Successfully synthesizes monitorable MTL formulas in CPS

Reduces synthesis to satisfiability problems in LRA

Implemented in the TEAL tool demonstrating practical effectiveness

Abstract

In runtime verification, manually formalizing a specification for monitoring system executions is a tedious and error-prone process. To address this issue, we consider the problem of automatically synthesizing formal specifications from system executions. To demonstrate our approach, we consider the popular specification language Metric Temporal Logic (MTL), which is particularly tailored towards specifying temporal properties for cyber-physical systems (CPS). Most of the classical approaches for synthesizing temporal logic formulas aim at minimizing the size of the formula. However, for efficiency in monitoring, along with the size, the amount of "lookahead" required for the specification becomes relevant, especially for safety-critical applications.

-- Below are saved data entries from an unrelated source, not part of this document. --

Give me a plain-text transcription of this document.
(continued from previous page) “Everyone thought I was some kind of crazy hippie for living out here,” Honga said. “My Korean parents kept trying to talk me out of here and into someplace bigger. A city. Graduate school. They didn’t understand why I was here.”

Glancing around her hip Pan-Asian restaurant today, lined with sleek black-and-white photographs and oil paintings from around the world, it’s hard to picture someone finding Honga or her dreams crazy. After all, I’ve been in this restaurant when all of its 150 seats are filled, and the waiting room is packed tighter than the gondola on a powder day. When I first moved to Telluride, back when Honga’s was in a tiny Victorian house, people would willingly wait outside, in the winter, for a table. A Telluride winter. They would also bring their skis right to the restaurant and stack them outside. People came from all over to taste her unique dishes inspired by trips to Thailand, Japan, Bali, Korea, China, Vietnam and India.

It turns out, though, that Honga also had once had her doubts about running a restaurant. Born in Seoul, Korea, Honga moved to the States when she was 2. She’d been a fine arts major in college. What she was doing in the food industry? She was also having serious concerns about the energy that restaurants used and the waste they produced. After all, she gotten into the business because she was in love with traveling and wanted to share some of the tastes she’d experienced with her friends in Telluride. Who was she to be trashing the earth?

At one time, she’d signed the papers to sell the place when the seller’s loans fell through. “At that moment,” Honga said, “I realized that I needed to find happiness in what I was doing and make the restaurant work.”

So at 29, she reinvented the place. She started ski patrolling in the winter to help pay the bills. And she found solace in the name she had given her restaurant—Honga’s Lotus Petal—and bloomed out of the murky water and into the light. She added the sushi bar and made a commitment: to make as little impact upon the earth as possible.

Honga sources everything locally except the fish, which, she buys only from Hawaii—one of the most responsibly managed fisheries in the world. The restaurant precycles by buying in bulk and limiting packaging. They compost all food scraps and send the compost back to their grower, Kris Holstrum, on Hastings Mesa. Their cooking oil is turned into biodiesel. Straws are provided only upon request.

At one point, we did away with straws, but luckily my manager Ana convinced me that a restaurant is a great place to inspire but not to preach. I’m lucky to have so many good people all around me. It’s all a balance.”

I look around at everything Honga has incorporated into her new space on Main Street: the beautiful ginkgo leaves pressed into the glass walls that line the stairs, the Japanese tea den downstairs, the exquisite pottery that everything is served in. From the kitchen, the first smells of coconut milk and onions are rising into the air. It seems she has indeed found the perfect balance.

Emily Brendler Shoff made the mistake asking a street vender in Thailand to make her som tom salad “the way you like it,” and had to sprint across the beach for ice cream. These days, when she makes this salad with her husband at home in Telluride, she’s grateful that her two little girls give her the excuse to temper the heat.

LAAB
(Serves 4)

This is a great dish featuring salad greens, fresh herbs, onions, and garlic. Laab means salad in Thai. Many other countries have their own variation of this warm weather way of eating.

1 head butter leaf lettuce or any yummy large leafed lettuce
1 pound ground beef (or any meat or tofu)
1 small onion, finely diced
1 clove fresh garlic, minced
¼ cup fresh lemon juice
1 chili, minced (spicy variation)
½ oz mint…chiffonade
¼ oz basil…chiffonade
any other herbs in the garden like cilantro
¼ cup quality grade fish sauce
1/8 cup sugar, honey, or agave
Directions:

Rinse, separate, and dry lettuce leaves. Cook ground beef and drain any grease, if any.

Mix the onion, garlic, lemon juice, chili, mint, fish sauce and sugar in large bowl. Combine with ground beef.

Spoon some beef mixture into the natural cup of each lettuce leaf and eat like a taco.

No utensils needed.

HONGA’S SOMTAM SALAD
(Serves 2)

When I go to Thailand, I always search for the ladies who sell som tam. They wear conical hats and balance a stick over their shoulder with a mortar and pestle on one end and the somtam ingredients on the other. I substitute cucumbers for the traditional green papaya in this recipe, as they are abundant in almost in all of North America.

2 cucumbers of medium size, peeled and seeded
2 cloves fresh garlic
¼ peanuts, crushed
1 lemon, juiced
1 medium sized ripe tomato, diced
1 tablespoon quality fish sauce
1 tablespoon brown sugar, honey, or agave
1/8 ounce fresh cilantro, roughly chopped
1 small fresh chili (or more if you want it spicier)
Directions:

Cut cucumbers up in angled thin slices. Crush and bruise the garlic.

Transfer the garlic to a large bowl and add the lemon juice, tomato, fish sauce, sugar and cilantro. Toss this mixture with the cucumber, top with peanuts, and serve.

We formalize this notion and devise a learning algorithm that synthesizes concise formulas having bounded lookahead. To do so, our algorithm reduces the synthesis task to a series of satisfiability problems in Linear Real Arithmetic (LRA) and generates MTL formulas from their satisfying assignments. The reduction uses a novel encoding of a popular MTL monitoring procedure using LRA. Finally, we implement our algorithm in a tool called TEAL and demonstrate its ability to synthesize efficiently monitorable MTL formulas in a CPS application.